Re: Eliminating SPI / SQL from some RI triggers - take 3

From: Chao Li <li(dot)evan(dot)chao(at)gmail(dot)com>
To: Amit Langote <amitlangote09(at)gmail(dot)com>
Cc: Evan Montgomery-Recht <montge(at)mianetworks(dot)net>, PostgreSQL-development <pgsql-hackers(at)postgresql(dot)org>
Subject: Re: Eliminating SPI / SQL from some RI triggers - take 3
Date: 2026-04-09 07:39:44
Message-ID: 8561287B-19F1-421E-959D-99F4593CFF54@gmail.com
Views: Whole Thread | Raw Message | Download mbox | Resend email
Thread:
Lists: pgsql-hackers

> On Apr 8, 2026, at 22:26, Amit Langote <amitlangote09(at)gmail(dot)com> wrote:
>
> On Wed, Apr 8, 2026 at 6:58 PM Amit Langote <amitlangote09(at)gmail(dot)com> wrote:
>> On Wed, Apr 8, 2026 at 10:23 AM Amit Langote <amitlangote09(at)gmail(dot)com> wrote:
>>> On Tue, Apr 7, 2026 at 10:00 PM Evan Montgomery-Recht
>>> <montge(at)mianetworks(dot)net> wrote:
>>>> The patch also adds a test module (test_spi_func) with a C function
>>>> that executes SQL via SPI_connect/SPI_execute/SPI_finish, since this
>>>> crash cannot be triggered from PL/pgSQL. The test exercises the
>>>> C-level SPI INSERT with multiple FK constraints, FK violations, and
>>>> nested PL/pgSQL-calls-C-SPI (matching the PostGIS call pattern).
>>
>> I applied only the test module changes and it passes (without
>> crashing) even without your proposed fix. It seems that's because the
>> C function in test_spi_func calling SPI is using the same resource
>> owner as the parent SELECT. I think you'd need to create a resource
>> owner manually in the spi_exec() C function to reproduce the crash, as
>> done in the attached 0001, which contains the src/test changes
>> extracted from your patch modified as described, including renaming
>> the C function to spi_exec_sql().
>>
>> Also, the test cases that call spi_exec() (_sql()) directly from a
>> SELECT don't actually exercise the crash path because there is no
>> outer trigger-firing loop active. query_depth is 0 inside the inner
>> SPI's AfterTriggerEndQuery, so the old guard wouldn't suppress the
>> callback there anyway.

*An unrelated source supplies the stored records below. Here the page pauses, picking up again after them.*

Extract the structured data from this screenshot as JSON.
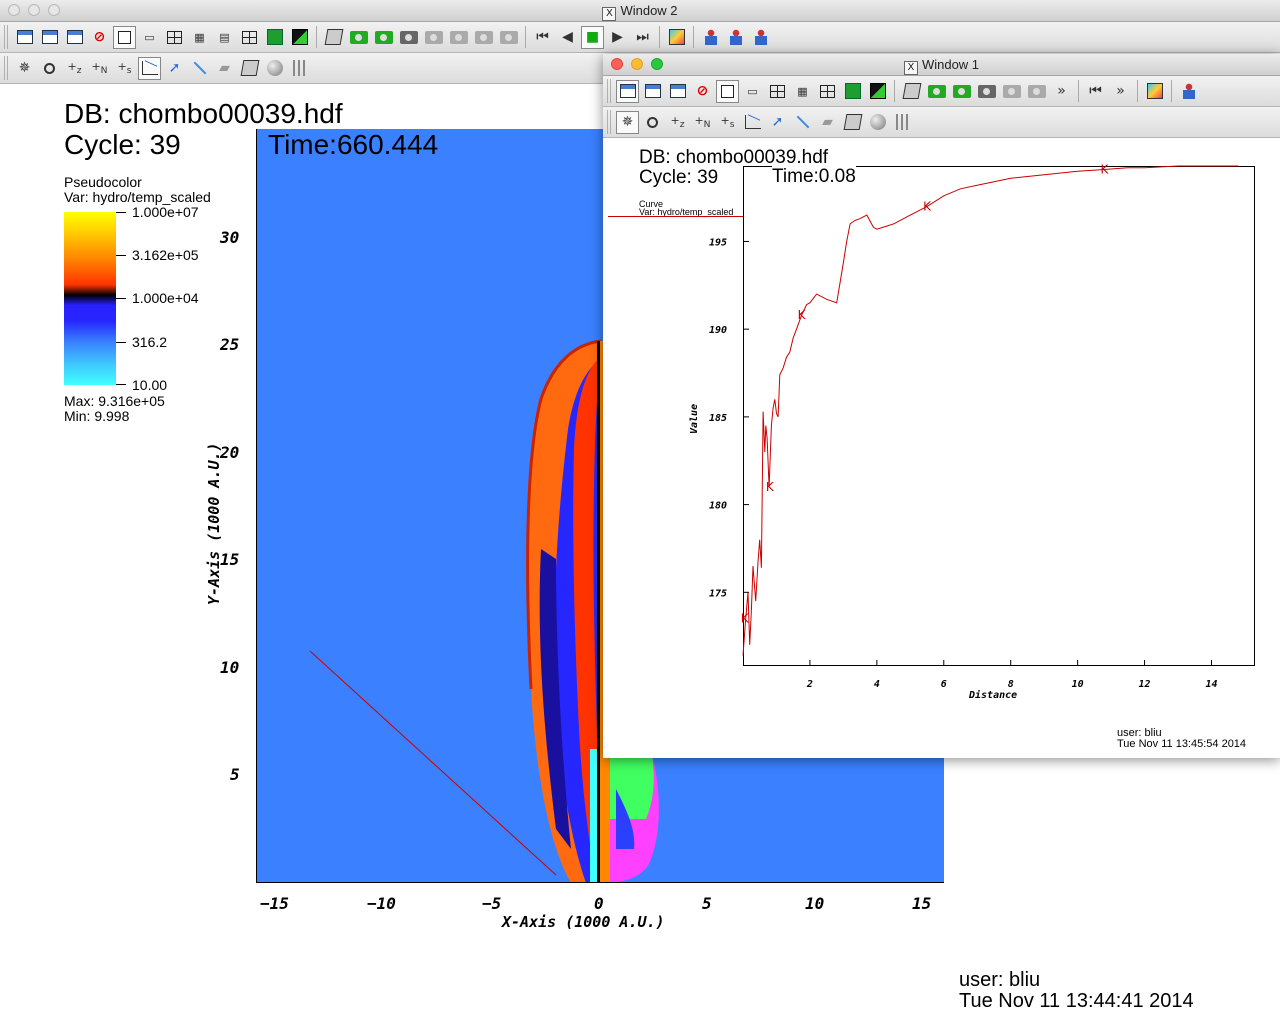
{
  "window2": {
    "title": "Window 2",
    "db_label": "DB: chombo00039.hdf",
    "cycle_label": "Cycle: 39",
    "time_label": "Time:660.444",
    "legend": {
      "plot_type": "Pseudocolor",
      "var_label": "Var: hydro/temp_scaled",
      "ticks": [
        "1.000e+07",
        "3.162e+05",
        "1.000e+04",
        "316.2",
        "10.00"
      ],
      "max_label": "Max:  9.316e+05",
      "min_label": "Min:  9.998"
    },
    "x_axis_title": "X-Axis (1000 A.U.)",
    "y_axis_title": "Y-Axis (1000 A.U.)",
    "x_ticks": [
      "−15",
      "−10",
      "−5",
      "0",
      "5",
      "10",
      "15"
    ],
    "y_ticks": [
      "5",
      "10",
      "15",
      "20",
      "25",
      "30"
    ],
    "user_label": "user: bliu",
    "date_label": "Tue Nov 11 13:44:41 2014",
    "colors": {
      "background": "#3a80ff",
      "line": "#cc0000"
    }
  },
  "window1": {
    "title": "Window 1",
    "db_label": "DB: chombo00039.hdf",
    "cycle_label": "Cycle: 39",
    "time_label": "Time:0.08",
    "legend_plot_type": "Curve",
    "legend_var": "Var: hydro/temp_scaled",
    "x_axis_title": "Distance",
    "y_axis_title": "Value",
    "user_label": "user: bliu",
    "date_label": "Tue Nov 11 13:45:54 2014",
    "overflow_label": "»"
  },
  "chart_data": {
    "type": "line",
    "xlabel": "Distance",
    "ylabel": "Value",
    "xlim": [
      0,
      15.3
    ],
    "ylim": [
      170.8,
      199.3
    ],
    "x_ticks": [
      2,
      4,
      6,
      8,
      10,
      12,
      14
    ],
    "y_ticks": [
      175,
      180,
      185,
      190,
      195
    ],
    "series": [
      {
        "color": "#cc0000",
        "marker_label": "K",
        "x": [
          0,
          0.08,
          0.15,
          0.2,
          0.25,
          0.3,
          0.38,
          0.45,
          0.5,
          0.55,
          0.6,
          0.65,
          0.68,
          0.72,
          0.78,
          0.85,
          0.9,
          0.95,
          1.0,
          1.05,
          1.1,
          1.2,
          1.3,
          1.4,
          1.5,
          1.6,
          1.75,
          1.9,
          2.0,
          2.2,
          2.5,
          2.8,
          3.0,
          3.1,
          3.2,
          3.35,
          3.5,
          3.7,
          3.9,
          4.0,
          4.5,
          5.0,
          5.5,
          6.0,
          6.5,
          7.0,
          7.5,
          8.0,
          8.5,
          9.0,
          9.5,
          10.0,
          10.8,
          11.5,
          12.0,
          13.0,
          14.0,
          14.8
        ],
        "y": [
          171.4,
          173.5,
          175.0,
          172.0,
          174.0,
          176.5,
          174.5,
          176.8,
          178.0,
          176.4,
          185.3,
          183.0,
          184.5,
          183.8,
          181.0,
          184.5,
          185.5,
          186.0,
          185.2,
          185.0,
          187.4,
          187.8,
          188.4,
          188.7,
          189.5,
          190.0,
          190.8,
          191.4,
          191.5,
          192.0,
          191.7,
          191.5,
          193.8,
          195.0,
          196.0,
          196.2,
          196.3,
          196.5,
          195.8,
          195.7,
          196.0,
          196.5,
          197.0,
          197.6,
          198.0,
          198.2,
          198.4,
          198.6,
          198.7,
          198.8,
          198.9,
          199.0,
          199.1,
          199.2,
          199.2,
          199.3,
          199.3,
          199.3
        ],
        "marker_x": [
          0.05,
          0.8,
          1.75,
          5.5,
          10.8
        ]
      }
    ]
  }
}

The critical case requires spi_exec_sql() to be
>> called from inside an AFTER trigger, where query_depth > 0 causes the
>> guard to defer the callback past the inner resource owner's lifetime.

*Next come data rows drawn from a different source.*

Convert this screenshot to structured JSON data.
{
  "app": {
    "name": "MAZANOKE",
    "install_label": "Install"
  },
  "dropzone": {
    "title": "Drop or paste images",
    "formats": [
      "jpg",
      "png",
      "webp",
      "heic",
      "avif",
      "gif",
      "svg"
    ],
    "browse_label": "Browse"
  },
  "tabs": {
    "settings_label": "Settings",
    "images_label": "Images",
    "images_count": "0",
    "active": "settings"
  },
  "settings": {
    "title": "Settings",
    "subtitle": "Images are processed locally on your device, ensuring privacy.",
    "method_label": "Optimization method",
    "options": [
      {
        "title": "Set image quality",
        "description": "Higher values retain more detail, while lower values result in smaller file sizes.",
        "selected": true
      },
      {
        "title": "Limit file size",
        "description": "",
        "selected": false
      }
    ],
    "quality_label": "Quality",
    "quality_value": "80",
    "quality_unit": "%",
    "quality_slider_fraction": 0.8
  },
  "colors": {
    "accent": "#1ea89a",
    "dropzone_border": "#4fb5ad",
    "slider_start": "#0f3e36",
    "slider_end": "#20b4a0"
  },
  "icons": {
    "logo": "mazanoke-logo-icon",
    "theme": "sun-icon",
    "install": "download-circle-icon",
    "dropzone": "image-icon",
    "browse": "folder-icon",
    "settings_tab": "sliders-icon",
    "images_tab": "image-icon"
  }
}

>> I've added that test case. I kept your original test cases as they
>> still provide useful coverage of C-level SPI FK behavior even if they
>> don't exercise the crash path specifically. Maybe your original
>> PostGIS test suite that hit the crash did have the right structure,
>> but that's not reflected in the patch as far as I can tell.
>>
>> I've also renamed the module to test_spi_resowner to better reflect
>> what it's about.
>>
>> For the fix, I have a different proposal. As you observed, the
>> query_depth > 0 early return in FireAfterTriggerBatchCallbacks() means
>> that the nested SPI's callbacks get called under the outer resource
>> owner, which may not be the same as the one that SPI used. I think it
>> was a mistake to have that early return in the first place. Instead we
>> could remember for each callback what firing level it should be called
>> at, so the nested SPI's callbacks fire before returning to the parent
>> level and parent-level callbacks fire when the parent level completes.

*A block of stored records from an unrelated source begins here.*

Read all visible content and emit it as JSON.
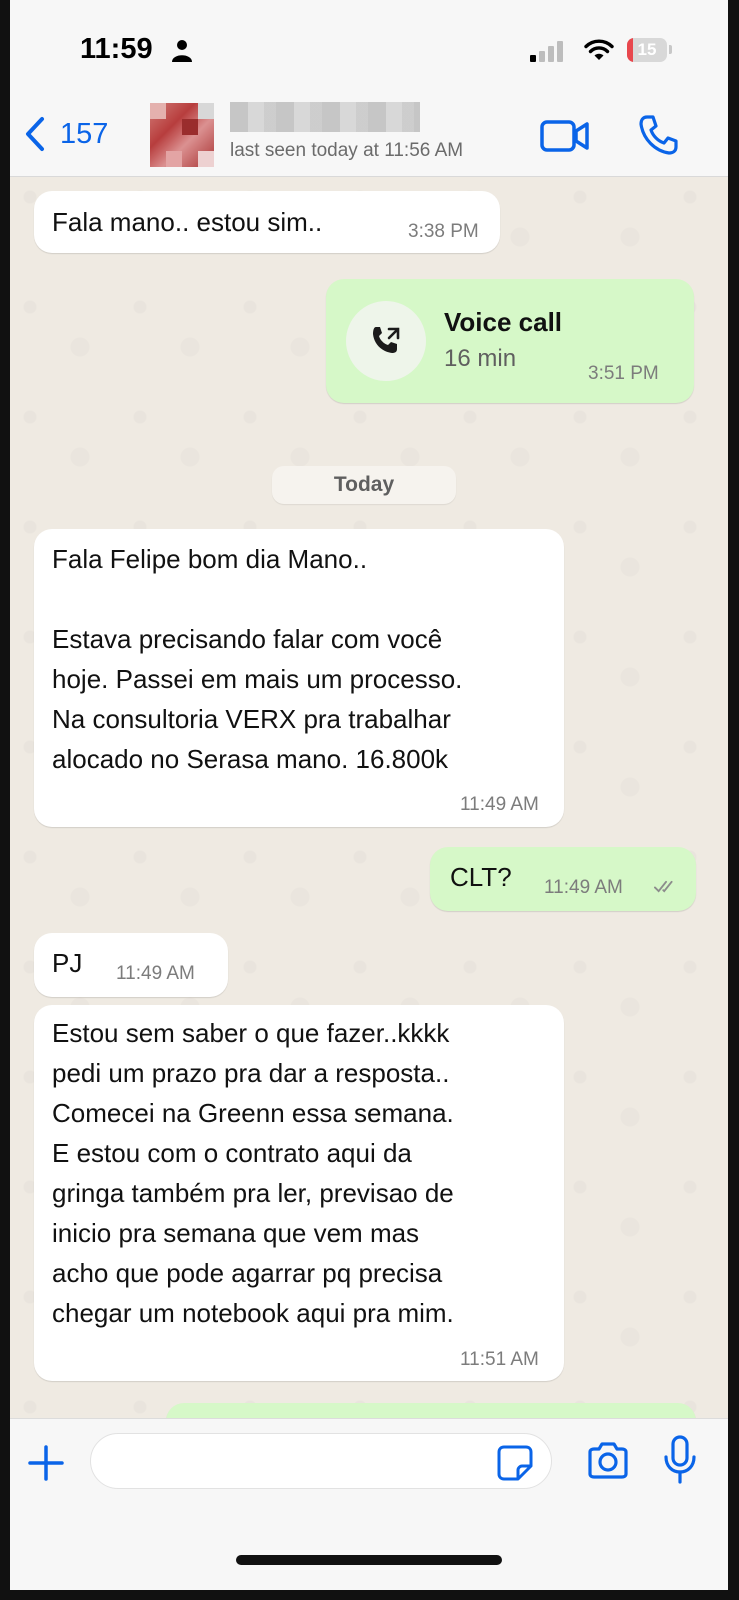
{
  "status_bar": {
    "time": "11:59",
    "battery": "15",
    "battery_level": 0.15
  },
  "header": {
    "back_count": "157",
    "last_seen": "last seen today at 11:56 AM"
  },
  "messages": [
    {
      "direction": "in",
      "text": "Fala mano..  estou sim..",
      "time": "3:38 PM"
    },
    {
      "direction": "out",
      "type": "voice_call",
      "title": "Voice call",
      "duration": "16 min",
      "time": "3:51 PM"
    },
    {
      "type": "date",
      "text": "Today"
    },
    {
      "direction": "in",
      "text": "Fala Felipe bom dia Mano..\n\nEstava precisando falar com você\nhoje. Passei em mais um processo.\nNa consultoria VERX pra trabalhar\nalocado no Serasa mano. 16.800k",
      "time": "11:49 AM"
    },
    {
      "direction": "out",
      "text": "CLT?",
      "time": "11:49 AM",
      "status": "read"
    },
    {
      "direction": "in",
      "text": "PJ",
      "time": "11:49 AM"
    },
    {
      "direction": "in",
      "text": "Estou sem saber o que fazer..kkkk\npedi um prazo pra dar a resposta..\nComecei na Greenn essa semana.\nE estou com o contrato aqui da\ngringa também pra ler, previsao de\ninicio pra semana que vem mas\nacho que pode agarrar pq precisa\nchegar um notebook aqui pra mim.",
      "time": "11:51 AM"
    }
  ],
  "input_bar": {
    "placeholder": ""
  },
  "icons": {
    "back": "chevron-left-icon",
    "video": "video-camera-icon",
    "call": "phone-icon",
    "voice_call": "outgoing-call-icon",
    "read_receipt": "double-check-icon",
    "plus": "plus-icon",
    "sticker": "sticker-icon",
    "camera": "camera-icon",
    "mic": "microphone-icon"
  },
  "colors": {
    "accent": "#0a64e8",
    "incoming_bubble": "#ffffff",
    "outgoing_bubble": "#d6f8c8",
    "chat_background": "#efeae2",
    "battery_low": "#e8474d"
  }
}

>> I have implemented that in the attached 0002 along with transaction
>> boundary cleanup of callbacks, which passes the check-world for me,
>> but I'll need to stare some more at it before committing.
>>
>> Let me know if this also fixes your own in-house test suite or if you
>> have any other suggestions or if you think I am missing something.
>
> One more cleanup patch attached as 0003: afterTriggerFiringDepth was
> added by commit 5c54c3ed1 as a file-static variable, which in
> hindsight should have been a field in AfterTriggersData alongside the
> other per-transaction after-trigger state. This patch makes that
> correction.
>
> One alternative design worth considering for 0002: storing
> batch_callbacks per query level in AfterTriggersQueryData rather than
> as a single list in AfterTriggersData, so callbacks naturally live at
> the query level where they were registered and get cleaned up with
> AfterTriggerFreeQuery on abort. Deferred constraints still need a
> top-level list in AfterTriggersData since they fire outside any query
> level. FireAfterTriggerBatchCallbacks() takes a list parameter and the
> caller passes either the query-level or top-level list as appropriate.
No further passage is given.